Facilitating the participation of various sectors in the decisions it makes simply entails leading efforts to in ensure the participation of vulnerable groups in issues that affect them. For example Article 12 of the Convention on the Rights of the Child (CRC) states that children must participate in decisions that affect them.  “It is our responsibility to facilitate child participation, if Government needs to amend the Sexual Offences Act, we make sure that children are brought into the parliamentary process so that the child’s voice is heard.” 
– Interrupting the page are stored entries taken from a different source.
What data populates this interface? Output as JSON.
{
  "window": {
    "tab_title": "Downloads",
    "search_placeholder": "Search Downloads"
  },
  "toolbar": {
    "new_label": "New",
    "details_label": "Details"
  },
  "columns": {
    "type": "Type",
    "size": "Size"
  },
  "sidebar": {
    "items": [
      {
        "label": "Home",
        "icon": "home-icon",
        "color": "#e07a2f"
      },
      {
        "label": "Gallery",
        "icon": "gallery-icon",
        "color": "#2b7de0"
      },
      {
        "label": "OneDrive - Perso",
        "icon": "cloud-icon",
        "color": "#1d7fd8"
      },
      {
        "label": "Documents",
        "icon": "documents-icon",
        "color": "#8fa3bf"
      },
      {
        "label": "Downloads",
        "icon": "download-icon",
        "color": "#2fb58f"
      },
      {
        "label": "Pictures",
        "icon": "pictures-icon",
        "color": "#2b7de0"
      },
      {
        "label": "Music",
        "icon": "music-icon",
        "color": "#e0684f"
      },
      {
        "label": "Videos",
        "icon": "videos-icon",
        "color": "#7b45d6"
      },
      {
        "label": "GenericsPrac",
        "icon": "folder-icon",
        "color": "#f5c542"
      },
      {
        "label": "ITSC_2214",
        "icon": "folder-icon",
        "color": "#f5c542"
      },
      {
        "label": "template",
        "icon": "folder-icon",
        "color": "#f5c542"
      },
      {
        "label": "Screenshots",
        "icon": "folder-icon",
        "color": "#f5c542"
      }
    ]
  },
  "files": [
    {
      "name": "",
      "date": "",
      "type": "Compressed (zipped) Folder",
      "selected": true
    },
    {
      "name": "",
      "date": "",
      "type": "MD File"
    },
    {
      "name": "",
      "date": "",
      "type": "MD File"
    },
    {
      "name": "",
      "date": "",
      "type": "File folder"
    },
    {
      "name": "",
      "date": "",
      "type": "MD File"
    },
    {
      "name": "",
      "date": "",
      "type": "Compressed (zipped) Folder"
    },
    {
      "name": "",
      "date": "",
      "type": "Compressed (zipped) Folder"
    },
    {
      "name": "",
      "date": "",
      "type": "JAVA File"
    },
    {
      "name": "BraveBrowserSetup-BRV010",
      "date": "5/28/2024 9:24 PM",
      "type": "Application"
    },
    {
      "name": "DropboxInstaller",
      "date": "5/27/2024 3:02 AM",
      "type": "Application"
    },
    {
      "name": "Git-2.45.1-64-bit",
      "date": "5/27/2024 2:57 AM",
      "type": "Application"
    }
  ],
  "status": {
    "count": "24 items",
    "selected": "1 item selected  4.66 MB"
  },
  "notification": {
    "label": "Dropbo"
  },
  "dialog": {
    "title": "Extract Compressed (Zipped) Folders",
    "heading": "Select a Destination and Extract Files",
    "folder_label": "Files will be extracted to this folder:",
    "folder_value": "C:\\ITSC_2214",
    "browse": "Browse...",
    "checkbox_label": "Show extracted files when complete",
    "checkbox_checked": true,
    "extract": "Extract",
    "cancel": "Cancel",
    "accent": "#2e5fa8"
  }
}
Lastly, the department is responsible for advocacy and mainstreaming of priorities, campaigns and projects. By leading, or working in conjunction with other departments on a campaign, more vulnerable persons are assisted. “Take the HIV Counselling and Testing (HCT) campaign for instance, we have found that if a message comes directly from us, instead of from the Department of Health, women respond better, because we streamline it to their circumstances. As part of the HCT campaign, we issued messaging highlighting that HIV causes blindness and other forms of disability. So the core groups that we serve were able to hear our message and get tested.

“Our portfolio is quite complex, but not well understood by the rest of government because people expect a physical service,” says the Deputy Minister.  Her pet projects, she confirms, are disability, anti-poverty and HIV and Aids relating to women, children and persons with disabilities. “For me disability hits home, it is personal. Being visually impaired and raising two children that are visually impaired as well, makes disability my first passion. As a mother and as a public servant, I want to create better services, opportunities and a better life for people like myself and my children - being able to do that is me at my best.”

The Deputy Minister says the past four years were mostly spent establishing a structure, setting up premises, hiring staff and acquiring resources. “This is the first year we get to implement and officially make changes to create a better society for vulnerable persons.”

Despite the transition, the biggest impact we have made, says the Deputy Minister, is enforcing the Women Empowerment and Gender Equality Bill which will guide gender transformation compliance in the private and public sectors. Under the new legislation, government departments and companies will be required to fill a minimum of 50% of all senior and top management positions with women. Once adopted, Government will be able to fine executive heads who contravene the Act.

Another achievement for the department is conducting their first baseline study on disability. “We now know as a country what are the issues affecting disabled citizens and we are working hard to break these barriers.”

Moving forward

The Deputy Minister called on public servants to lead the way for the rest of South Africa. “Their attitude is the biggest barrier. We need public servants to think of vulnerable people when they provide and design services, develop policies, and realise directly or indirectly what barriers they are creating for persons with disabilities, and at the same time what are they contributing to break those barriers.”

She also encouraged men to join be involved in the activities of Brothers for Life and become ambassadors of no violence and discrimination against women, children and people with disabilities. “We must do everything in our power to create a better life for those in need.” 

People with disabilities have the same rights as all other South Africans, says Deputy Minister. This is enshrined in the Constitution. Government along with Disabled People of South Africa has in addition developed a Disability Rights Charter which further explains and illuminates the basic Constitutional Rights. “These are all interlinked with The Convention on the Rights of Persons with Disabilities, which South Africa has ratified together with other conventions and treaties protecting for example the rights of women and children. An array of legislation, now protects the rights of disabled people over a wide spectrum of living, employment, benefits, and protection from discrimination and hate speech.”